Before the experiment I had a pretty basic idea of what I thought would happen. I thought I'd just see a shadow of my head--- big whoop. What really happened totally shocked me. I actually thought that it was a trick! My mind was obviously blown and my inability to explain it irritated me. I spent the rest of the class pondering... but it didn't stop there. I thought I had an idea and talked myself in and out of several solutions- much like the students in the examples in the Eleanor Duckworth reading. The student who was observing the water volume experiment had a very similar reaction to mine when I stuck that box on my head and saw what I saw. We both had an idea... and then had to edit it. We talked ourselves in and out of it, talked in circles, and then finally started to settle.

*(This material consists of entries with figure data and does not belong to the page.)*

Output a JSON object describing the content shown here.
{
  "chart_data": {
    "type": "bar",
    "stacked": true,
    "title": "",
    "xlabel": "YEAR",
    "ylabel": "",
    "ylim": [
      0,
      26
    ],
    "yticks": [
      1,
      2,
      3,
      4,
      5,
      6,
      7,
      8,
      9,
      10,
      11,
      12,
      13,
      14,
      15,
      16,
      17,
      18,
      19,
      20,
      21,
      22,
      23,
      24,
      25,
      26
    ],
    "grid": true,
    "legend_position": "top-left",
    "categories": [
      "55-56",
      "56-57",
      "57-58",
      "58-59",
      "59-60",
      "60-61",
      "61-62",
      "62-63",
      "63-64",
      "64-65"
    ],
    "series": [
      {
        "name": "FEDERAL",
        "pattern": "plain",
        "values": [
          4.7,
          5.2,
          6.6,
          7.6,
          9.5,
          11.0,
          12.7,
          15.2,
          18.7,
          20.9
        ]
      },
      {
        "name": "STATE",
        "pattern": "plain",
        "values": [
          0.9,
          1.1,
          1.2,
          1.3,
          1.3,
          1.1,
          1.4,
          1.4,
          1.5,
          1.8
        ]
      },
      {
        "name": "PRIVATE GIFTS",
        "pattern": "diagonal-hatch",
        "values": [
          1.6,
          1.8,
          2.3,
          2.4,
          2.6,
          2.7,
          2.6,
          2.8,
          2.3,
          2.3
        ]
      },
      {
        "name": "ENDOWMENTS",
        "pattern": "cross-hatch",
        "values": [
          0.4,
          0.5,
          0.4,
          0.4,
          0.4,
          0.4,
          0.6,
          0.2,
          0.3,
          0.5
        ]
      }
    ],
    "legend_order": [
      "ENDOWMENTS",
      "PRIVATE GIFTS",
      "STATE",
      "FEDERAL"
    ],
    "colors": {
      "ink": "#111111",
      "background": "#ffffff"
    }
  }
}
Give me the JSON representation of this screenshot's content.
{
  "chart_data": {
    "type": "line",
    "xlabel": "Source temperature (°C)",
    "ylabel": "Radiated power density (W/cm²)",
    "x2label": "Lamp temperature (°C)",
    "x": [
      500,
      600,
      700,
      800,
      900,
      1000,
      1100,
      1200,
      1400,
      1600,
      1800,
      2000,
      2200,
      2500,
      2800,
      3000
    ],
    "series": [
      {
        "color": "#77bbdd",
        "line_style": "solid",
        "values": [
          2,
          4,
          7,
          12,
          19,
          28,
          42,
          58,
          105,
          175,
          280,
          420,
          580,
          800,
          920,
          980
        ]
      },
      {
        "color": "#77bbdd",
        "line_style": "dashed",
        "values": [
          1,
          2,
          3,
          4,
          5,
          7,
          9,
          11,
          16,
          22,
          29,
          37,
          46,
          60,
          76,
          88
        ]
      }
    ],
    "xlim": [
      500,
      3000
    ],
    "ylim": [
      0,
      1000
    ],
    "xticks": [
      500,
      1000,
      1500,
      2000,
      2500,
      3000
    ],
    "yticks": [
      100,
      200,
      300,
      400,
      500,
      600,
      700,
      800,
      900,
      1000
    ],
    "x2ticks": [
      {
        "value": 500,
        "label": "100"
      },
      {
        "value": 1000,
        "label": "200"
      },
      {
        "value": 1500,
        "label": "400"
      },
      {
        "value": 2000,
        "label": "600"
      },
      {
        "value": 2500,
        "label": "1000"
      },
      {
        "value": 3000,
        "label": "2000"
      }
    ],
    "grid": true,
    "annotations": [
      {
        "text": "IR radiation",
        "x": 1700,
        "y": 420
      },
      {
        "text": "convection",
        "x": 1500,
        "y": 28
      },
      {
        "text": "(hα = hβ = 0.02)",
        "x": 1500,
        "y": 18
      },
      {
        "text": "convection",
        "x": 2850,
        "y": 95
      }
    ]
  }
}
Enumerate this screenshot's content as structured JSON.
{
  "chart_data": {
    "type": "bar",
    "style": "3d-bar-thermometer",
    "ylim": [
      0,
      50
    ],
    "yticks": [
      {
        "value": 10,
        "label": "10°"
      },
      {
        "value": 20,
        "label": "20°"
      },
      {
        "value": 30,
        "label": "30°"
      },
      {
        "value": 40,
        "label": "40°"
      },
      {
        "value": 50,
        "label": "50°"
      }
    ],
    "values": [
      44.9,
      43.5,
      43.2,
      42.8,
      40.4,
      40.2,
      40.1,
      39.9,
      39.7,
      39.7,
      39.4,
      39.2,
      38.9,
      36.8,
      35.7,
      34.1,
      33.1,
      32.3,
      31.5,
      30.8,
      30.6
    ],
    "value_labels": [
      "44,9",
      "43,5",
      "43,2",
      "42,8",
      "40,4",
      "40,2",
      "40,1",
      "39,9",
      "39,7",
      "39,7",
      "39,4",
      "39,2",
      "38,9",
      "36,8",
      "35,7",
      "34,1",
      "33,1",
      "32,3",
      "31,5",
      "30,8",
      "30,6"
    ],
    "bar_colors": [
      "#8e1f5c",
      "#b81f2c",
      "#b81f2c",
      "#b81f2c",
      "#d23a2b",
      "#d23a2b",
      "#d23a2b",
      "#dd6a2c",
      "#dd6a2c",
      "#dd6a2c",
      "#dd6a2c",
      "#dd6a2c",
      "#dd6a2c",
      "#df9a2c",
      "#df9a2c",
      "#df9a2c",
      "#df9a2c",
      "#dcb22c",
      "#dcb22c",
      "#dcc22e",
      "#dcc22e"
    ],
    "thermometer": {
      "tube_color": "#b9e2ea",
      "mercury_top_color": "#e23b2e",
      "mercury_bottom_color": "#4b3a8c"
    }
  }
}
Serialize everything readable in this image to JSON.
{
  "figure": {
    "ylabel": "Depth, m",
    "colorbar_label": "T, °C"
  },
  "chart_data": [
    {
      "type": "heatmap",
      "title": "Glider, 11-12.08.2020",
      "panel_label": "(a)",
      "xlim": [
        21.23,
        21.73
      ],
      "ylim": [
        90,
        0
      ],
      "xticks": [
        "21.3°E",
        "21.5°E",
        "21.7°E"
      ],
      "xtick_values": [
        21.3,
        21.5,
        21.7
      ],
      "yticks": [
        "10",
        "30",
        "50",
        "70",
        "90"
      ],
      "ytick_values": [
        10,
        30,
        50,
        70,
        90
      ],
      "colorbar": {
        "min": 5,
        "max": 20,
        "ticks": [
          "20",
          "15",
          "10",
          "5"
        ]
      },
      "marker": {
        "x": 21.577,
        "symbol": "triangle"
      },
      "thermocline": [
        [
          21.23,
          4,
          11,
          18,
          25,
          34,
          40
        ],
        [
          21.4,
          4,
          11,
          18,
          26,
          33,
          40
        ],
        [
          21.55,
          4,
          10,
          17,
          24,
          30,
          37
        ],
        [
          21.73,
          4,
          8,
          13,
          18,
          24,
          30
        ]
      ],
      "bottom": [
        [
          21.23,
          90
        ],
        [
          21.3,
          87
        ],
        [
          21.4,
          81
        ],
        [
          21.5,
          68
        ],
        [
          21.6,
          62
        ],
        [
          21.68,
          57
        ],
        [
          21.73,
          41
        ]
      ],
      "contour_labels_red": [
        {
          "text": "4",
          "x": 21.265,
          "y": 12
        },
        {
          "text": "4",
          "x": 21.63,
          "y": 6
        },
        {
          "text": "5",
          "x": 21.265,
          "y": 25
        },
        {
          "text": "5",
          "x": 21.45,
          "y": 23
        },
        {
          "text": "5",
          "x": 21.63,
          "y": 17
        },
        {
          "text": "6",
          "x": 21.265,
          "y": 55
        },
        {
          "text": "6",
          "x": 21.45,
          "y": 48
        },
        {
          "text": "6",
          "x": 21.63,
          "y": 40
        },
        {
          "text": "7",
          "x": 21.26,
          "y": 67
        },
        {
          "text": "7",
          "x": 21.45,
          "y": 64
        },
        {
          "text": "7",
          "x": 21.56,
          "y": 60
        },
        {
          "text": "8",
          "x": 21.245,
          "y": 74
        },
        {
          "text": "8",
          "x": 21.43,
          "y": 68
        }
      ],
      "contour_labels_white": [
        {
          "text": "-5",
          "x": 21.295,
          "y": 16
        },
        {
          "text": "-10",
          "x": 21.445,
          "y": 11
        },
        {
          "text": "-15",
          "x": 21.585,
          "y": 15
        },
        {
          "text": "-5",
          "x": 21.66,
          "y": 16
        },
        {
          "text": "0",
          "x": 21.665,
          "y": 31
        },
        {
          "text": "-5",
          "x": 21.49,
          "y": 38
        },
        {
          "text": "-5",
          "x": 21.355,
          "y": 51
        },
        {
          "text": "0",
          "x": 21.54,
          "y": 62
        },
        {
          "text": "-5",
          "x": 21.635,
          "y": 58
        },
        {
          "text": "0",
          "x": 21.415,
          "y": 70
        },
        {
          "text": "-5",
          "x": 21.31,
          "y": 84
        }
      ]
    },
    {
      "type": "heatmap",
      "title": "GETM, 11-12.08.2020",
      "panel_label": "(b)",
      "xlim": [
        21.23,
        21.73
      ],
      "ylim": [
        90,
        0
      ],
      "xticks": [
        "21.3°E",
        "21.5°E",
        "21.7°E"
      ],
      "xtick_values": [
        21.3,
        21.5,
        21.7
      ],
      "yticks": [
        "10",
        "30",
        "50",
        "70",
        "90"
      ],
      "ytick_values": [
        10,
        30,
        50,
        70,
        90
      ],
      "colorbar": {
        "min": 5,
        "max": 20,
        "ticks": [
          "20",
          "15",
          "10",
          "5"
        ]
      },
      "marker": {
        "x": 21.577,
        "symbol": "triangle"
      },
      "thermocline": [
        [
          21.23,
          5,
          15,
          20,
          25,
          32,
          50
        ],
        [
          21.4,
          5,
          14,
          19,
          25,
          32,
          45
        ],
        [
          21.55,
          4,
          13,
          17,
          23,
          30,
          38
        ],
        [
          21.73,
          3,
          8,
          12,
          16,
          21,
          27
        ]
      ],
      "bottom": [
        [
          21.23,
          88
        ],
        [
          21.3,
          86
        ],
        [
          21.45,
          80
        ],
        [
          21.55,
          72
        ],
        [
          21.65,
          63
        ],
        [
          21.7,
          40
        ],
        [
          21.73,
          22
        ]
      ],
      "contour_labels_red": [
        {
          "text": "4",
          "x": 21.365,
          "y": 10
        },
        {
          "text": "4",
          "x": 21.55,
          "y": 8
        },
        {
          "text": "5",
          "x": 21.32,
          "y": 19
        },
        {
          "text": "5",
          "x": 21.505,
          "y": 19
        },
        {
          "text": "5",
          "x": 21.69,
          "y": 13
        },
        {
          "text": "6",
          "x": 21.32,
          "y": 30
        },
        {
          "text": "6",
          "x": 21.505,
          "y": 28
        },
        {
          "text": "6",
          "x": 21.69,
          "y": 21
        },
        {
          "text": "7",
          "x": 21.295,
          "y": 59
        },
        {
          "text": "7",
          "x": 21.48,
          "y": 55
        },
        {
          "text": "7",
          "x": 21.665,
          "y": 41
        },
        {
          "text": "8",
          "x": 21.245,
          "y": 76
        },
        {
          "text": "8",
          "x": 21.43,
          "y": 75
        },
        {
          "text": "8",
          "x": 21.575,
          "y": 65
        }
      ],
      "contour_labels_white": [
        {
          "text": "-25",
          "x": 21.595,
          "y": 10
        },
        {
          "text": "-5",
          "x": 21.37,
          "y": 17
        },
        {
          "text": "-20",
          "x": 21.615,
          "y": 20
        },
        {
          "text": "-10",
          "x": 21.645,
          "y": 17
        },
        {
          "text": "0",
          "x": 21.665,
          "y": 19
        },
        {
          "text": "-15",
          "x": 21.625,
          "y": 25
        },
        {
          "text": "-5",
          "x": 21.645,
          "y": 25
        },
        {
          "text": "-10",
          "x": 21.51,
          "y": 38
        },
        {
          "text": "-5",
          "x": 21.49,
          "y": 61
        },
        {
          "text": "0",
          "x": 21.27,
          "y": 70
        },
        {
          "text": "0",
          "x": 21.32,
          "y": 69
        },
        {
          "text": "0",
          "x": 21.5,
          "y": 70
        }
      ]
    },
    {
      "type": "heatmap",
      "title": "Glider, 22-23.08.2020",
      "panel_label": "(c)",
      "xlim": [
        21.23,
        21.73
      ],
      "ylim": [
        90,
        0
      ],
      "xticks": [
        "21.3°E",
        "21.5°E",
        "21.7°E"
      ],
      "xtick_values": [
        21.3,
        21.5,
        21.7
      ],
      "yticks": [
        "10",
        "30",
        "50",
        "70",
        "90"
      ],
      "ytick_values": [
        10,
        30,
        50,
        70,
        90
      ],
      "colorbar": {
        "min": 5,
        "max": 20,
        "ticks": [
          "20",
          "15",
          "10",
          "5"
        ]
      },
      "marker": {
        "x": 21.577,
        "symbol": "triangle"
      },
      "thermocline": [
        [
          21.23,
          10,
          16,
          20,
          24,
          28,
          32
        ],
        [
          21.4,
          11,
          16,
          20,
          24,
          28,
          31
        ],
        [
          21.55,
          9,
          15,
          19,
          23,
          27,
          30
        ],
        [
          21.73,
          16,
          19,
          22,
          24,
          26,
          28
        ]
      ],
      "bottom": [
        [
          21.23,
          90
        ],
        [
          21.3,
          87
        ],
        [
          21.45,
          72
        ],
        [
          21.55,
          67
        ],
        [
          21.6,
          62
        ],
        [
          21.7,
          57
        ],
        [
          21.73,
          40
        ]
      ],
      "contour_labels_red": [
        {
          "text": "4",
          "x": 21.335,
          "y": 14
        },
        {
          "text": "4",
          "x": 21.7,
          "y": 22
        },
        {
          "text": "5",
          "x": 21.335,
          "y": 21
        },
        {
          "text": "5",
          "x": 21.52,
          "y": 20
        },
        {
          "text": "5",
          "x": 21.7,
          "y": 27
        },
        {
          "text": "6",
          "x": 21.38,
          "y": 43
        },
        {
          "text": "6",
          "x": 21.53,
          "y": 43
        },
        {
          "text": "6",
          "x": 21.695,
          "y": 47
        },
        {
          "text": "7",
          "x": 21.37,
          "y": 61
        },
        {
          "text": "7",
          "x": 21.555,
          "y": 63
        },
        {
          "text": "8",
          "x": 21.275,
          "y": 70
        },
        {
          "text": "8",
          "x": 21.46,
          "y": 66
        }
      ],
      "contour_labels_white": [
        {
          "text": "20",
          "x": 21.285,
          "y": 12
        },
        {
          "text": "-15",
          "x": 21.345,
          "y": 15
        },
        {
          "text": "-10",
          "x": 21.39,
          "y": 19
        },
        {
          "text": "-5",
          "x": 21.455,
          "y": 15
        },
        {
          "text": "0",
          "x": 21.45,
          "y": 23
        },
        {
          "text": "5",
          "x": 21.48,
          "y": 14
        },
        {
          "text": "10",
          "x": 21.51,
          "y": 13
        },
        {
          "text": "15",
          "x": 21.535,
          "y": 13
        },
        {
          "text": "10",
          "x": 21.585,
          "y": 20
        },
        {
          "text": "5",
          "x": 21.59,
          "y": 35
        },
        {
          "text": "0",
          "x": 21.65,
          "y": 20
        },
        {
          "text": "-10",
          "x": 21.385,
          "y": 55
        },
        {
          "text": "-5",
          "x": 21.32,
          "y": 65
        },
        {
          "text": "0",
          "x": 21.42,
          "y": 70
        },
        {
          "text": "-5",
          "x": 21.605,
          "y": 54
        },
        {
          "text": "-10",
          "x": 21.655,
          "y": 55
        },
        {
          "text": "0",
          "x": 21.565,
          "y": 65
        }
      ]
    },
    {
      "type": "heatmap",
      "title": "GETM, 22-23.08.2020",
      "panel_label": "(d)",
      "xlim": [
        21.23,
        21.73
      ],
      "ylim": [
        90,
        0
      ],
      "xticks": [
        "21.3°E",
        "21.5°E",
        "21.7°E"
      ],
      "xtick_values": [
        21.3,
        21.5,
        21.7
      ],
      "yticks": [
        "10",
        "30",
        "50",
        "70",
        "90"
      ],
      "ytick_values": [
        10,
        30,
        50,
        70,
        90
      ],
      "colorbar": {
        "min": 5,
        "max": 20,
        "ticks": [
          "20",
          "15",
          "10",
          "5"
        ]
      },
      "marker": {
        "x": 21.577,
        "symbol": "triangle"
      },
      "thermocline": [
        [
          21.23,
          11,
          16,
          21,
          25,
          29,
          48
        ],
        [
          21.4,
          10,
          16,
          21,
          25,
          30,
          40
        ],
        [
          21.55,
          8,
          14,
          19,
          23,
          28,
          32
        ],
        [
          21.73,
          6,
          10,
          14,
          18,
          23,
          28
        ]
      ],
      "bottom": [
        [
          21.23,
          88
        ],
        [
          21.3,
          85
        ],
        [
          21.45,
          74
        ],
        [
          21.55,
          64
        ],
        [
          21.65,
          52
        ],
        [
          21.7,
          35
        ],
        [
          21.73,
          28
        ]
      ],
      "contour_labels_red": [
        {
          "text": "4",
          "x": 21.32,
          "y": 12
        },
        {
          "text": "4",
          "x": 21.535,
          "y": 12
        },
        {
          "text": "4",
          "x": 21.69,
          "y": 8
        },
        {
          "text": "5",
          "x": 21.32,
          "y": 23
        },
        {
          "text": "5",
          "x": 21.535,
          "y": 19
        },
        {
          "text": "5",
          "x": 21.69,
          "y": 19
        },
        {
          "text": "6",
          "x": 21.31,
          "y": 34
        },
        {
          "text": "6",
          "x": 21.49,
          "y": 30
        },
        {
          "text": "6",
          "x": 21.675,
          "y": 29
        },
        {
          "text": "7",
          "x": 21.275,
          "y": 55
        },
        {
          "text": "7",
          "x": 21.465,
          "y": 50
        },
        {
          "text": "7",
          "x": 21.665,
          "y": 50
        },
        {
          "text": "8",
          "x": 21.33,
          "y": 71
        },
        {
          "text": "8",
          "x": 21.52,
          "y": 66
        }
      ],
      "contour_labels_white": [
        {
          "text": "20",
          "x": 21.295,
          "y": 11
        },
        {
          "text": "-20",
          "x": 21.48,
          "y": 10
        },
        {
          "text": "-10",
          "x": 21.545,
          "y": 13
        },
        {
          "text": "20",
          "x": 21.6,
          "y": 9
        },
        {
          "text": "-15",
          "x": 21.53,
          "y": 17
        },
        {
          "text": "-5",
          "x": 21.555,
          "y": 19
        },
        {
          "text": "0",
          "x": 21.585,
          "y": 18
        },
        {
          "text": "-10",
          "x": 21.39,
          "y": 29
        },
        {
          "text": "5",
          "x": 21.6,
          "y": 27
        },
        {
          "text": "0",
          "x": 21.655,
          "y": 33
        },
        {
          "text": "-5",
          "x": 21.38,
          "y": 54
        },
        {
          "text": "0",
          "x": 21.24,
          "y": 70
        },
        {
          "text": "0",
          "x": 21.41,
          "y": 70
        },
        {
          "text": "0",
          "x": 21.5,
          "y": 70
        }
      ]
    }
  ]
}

I thought the article really brought in to perspective a lot of the faults in the way we teach today. I teach a high school drumline and just from being around them and observing I realized how terrified they are of being wrong. They want so desperately to have the last word and to be correct but in reality that is so irrational. Since then I have tried my hardest to teach them that it is TOTALLY OK to ask questions, to not understand, to talk about things, to figure things out... Very rarely will they get things right the first time, but that isn't what our education methods are teaching them. Dr. Seuss has a book called "Hooray for Diffendoofer Day" and my favorite line in the book is when the teacher, Ms. Bonkers tells the students "We've taught you that the earth is round, that red and white make pink, and something else that matters more- we've taught you how to think." That is the kind of teaching I want to do.